Sharpness testing, part 13

November 22, 2013 JimK Leave a Comment

Let’s review this sharpness testing project to date. My objective was a unified field test for sharpness, one that would conflate the effects of camera motion and vibration, lens focus errors, depth-of-field, field flatness, diffraction, and lens defects, and allow degradations from all these effects to be compared with a common yardstick. I succeeded in all but camera motion and vibration: strobe-lit images that would not show the effects of this tested unaccountably better than longer exposures lit with continuous lighting.

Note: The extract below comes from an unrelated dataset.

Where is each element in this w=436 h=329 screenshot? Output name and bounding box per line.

I suspect changes in color of the lights as the problem, but I have no way to vary the brightness of my light source over a broad range while having the spectrum match that of strobe lighting.

So I had to come up with a way to measure camera motion and vibration independently. I chose to photograph an oscilloscope trace at a distance, so that the diameter of the focused phosphor dot was close to one pixel. As the front of the camera moved down the image of the dot on the sensor would move up, and as the front of the camera moved up, the image of the dot would move down. Having the dot move from left to right during the exposure would allow me to see during what portion of the shutter’s open period the vibrations occurred, and to see how long it took them to damp out.

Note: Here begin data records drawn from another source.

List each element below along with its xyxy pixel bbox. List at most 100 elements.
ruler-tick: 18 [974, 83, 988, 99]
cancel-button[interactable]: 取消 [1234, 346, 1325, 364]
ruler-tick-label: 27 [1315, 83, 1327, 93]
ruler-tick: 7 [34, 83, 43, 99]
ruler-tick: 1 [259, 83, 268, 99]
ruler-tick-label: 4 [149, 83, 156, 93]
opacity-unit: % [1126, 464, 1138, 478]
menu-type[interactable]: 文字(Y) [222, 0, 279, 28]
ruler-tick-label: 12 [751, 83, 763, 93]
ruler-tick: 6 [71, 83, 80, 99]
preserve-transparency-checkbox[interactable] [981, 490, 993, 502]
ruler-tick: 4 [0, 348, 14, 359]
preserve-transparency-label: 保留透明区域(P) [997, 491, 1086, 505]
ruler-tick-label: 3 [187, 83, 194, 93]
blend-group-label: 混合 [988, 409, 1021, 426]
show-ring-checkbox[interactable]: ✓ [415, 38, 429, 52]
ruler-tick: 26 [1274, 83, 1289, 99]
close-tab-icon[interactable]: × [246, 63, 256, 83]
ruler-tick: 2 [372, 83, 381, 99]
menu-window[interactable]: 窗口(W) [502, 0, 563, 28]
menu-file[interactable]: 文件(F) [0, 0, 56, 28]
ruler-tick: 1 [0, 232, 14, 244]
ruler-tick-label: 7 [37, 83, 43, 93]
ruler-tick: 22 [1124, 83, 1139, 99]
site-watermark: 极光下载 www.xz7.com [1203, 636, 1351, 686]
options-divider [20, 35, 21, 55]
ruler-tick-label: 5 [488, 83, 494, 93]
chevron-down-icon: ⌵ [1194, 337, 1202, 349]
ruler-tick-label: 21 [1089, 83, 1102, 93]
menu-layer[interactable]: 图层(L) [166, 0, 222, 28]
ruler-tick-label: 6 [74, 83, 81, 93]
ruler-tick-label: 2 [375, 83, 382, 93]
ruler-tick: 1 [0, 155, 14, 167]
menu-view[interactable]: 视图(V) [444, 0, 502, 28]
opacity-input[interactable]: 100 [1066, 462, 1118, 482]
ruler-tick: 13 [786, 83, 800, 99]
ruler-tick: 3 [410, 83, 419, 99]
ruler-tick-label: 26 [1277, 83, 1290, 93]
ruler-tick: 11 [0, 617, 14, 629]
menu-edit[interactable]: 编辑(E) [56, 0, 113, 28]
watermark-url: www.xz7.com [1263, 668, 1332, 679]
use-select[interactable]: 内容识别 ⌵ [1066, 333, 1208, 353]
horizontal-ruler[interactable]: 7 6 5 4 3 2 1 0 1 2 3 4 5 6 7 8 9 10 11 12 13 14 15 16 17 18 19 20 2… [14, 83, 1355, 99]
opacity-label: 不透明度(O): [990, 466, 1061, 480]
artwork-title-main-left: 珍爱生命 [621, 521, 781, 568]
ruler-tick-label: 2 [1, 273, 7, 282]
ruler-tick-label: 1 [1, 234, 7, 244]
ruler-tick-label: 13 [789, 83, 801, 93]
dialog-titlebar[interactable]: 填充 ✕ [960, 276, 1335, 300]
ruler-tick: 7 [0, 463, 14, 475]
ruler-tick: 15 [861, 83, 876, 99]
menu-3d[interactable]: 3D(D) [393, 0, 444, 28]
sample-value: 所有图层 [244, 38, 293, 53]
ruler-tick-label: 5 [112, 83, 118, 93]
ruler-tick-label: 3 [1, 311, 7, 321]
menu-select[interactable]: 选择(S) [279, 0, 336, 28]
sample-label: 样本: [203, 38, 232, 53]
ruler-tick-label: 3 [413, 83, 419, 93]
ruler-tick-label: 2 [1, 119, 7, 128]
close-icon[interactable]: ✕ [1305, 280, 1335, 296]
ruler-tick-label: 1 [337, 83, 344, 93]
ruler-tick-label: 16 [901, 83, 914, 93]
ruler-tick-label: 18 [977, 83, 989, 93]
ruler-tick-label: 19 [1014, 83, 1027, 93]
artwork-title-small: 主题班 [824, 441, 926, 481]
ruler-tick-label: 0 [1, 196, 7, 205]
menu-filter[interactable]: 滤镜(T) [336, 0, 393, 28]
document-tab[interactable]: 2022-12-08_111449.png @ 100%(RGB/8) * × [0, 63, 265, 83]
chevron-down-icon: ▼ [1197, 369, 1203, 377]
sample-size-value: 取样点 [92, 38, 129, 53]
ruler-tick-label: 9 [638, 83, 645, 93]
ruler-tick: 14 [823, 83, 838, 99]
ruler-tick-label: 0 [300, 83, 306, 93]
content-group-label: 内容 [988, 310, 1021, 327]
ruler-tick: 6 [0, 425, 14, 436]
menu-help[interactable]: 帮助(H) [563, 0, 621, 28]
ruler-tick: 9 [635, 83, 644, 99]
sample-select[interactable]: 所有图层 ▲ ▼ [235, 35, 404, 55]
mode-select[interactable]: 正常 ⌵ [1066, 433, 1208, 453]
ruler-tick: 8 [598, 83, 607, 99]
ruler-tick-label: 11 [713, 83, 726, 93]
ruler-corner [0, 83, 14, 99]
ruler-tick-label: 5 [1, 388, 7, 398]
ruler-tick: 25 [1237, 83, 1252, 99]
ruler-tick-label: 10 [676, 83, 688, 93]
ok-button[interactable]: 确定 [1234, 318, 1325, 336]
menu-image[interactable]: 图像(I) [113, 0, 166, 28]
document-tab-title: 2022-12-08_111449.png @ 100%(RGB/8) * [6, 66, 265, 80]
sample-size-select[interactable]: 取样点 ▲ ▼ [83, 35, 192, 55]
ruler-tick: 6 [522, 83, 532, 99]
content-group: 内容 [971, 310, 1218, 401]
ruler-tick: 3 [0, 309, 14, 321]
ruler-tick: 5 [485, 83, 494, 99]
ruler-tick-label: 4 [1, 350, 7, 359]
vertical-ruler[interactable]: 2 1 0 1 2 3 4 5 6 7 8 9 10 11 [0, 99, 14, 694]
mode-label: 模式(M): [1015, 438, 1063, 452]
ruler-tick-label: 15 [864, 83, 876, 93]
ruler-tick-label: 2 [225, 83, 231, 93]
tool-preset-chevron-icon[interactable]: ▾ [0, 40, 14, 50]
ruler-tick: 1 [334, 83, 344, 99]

That technique worked pretty well once I turned the oscilloscope intensity way down to make the spot small and started looking at the raw composite images to avoid interpolation artifacts. It allowed me to conclude, for the Nikon 800E with the Zeiss 100mm f/2 ZF lens attached, and a RRS TVC-34L Versa Series 3 tripod with RRS BH-55 ball head, that a 3 second delay after the mirror went up was sufficient to eliminate camera vibration as a problem, if a problem is defined as greater than a one pixel effect.

So today, I turn to my new tool to answer an age-old photographic question: “Is raising the center column on your tripod a bad thing?” I can’t answer the question in general, but I can say that, for this particular tripod (with a really hefty center column), with all but the smallest legs sections extended, indoors on a vinyl-tile-over-concrete floor, with a D800E and the Zeiss 100 camera with a remote release and a three-second delay between mirror raising and shutter opening, raising the column, even all the way to the top, isn’t injurious to the images.

Column all the way down:

col bot

Column half way up:

col half

Column all the way up:

col top

All of the above are composite raw images, with no demosaicing. All are half-second exposures. The reason why there’s a ghost to the left of the beginning of the trace is that the phosphors in the oscilloscope take awhile to decay, and when the shutter first opens, it photographs the light emanating from phosphors that were lit by the ‘scope earlier. This doesn’t happen to the right of the trace.